The mid-13th century lyric celebrates an end of winter, the return of life, and sings along with the cuckoo, and implores it to sing “now.” It is relievedly in the present moment. It is not a lyric of verbal ambiguity, or conflict, and analysis feels misdirected, but the oscillation from observation to invocation of the bird provides a balance of ideal, pantheistic fervor and grounded, georgic earthiness (most vivid in the farting); it is a promise being realized so as to release further promise, and the bird’s signing is emblematic of the whole, responsible somehow for it, as the singer of the lyric is also; the one sings, the other follows, and in following implores more song, more growth, forever, but also now.

But the lyric depends more for its seeming itself to warm to life as the world warms, for the momentum it gains from the first line, as if it were the first time that year it were being observed that summer is coming in, to the “and” in the fourth line, to charge of affect in “Murie,” and the praise that encourages in the following line, and the imploring it not to stop ever, which moves, and here the surprise is greatest, the desperation felt most keenly, to an imploring for it to sing now, which is redundant but also fervently hopeful for all that “nu” can hold, and for the consummation and climax of the moment of singing and springing alike; it is a coming into warmth of wording as the year moves from winter.

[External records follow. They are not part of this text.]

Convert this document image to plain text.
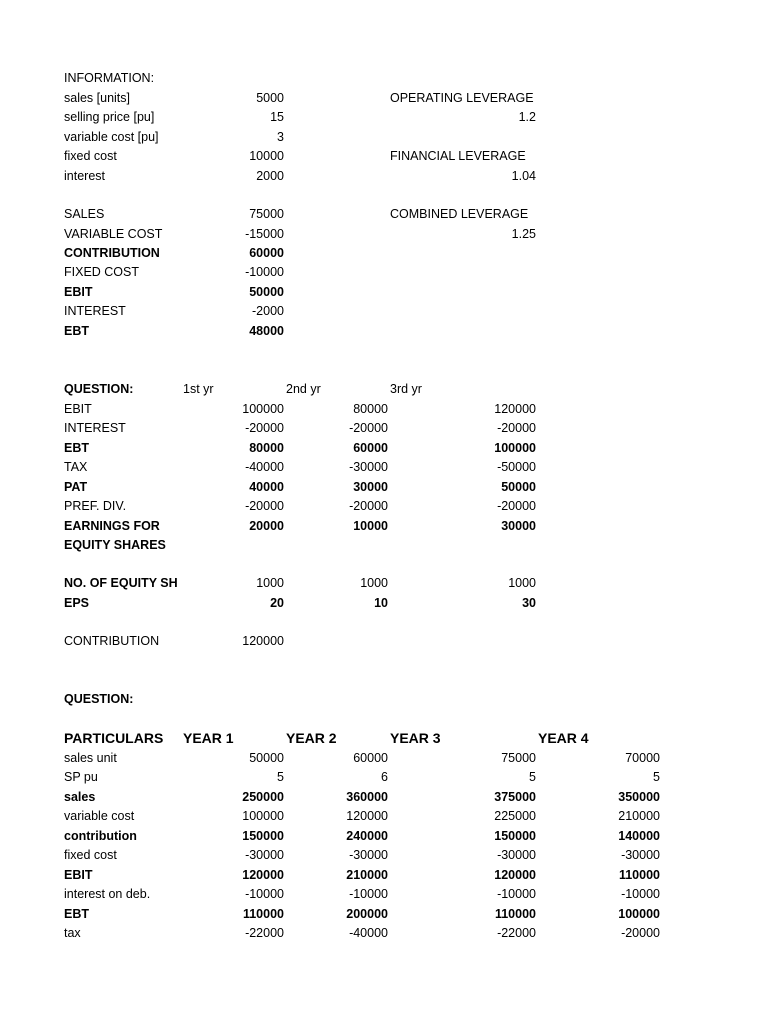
INFORMATION:
sales [units]	5000	OPERATING LEVERAGE
selling price [pu]	15	1.2
variable cost [pu]	3
fixed cost	10000	FINANCIAL LEVERAGE
interest	2000	1.04
SALES	75000	COMBINED LEVERAGE
VARIABLE COST	-15000	1.25
CONTRIBUTION	60000
FIXED COST	-10000
EBIT	50000
INTEREST	-2000
EBT	48000
QUESTION:	1st yr	2nd yr	3rd yr
EBIT	100000	80000	120000
INTEREST	-20000	-20000	-20000
EBT	80000	60000	100000
TAX	-40000	-30000	-50000
PAT	40000	30000	50000
PREF. DIV.	-20000	-20000	-20000
EARNINGS FOR	20000	10000	30000
EQUITY SHARES
NO. OF EQUITY SH	1000	1000	1000
EPS	20	10	30
CONTRIBUTION	120000
QUESTION:
PARTICULARS YEAR 1	YEAR 2	YEAR 3	YEAR 4
sales unit	50000	60000	75000	70000
SP pu	5	6	5	5
sales	250000	360000	375000	350000
variable cost	100000	120000	225000	210000
contribution	150000	240000	150000	140000
fixed cost	-30000	-30000	-30000	-30000
EBIT	120000	210000	120000	110000
interest on deb.	-10000	-10000	-10000	-10000
EBT	110000	200000	110000	100000
tax	-22000	-40000	-22000	-20000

As a matter of rhymes, the parts of nature talk back and forth, both in what they are (seed and mead) and in what they do (sterteth and verteth), so nature harmonizes as it awakes; and cuccu and nu rhymes too of course, and must, if sung, collapse into one another, a gibberish of uncertain stress, a song meaningless but expressive of the fact that it is being expressed, the human voices animating in the thought of the cuckoo’s animation; the song becomes a sort of incidental attuning of human and nature where the human capacity to name becomes identical with the meaningless sound of the bird that is named.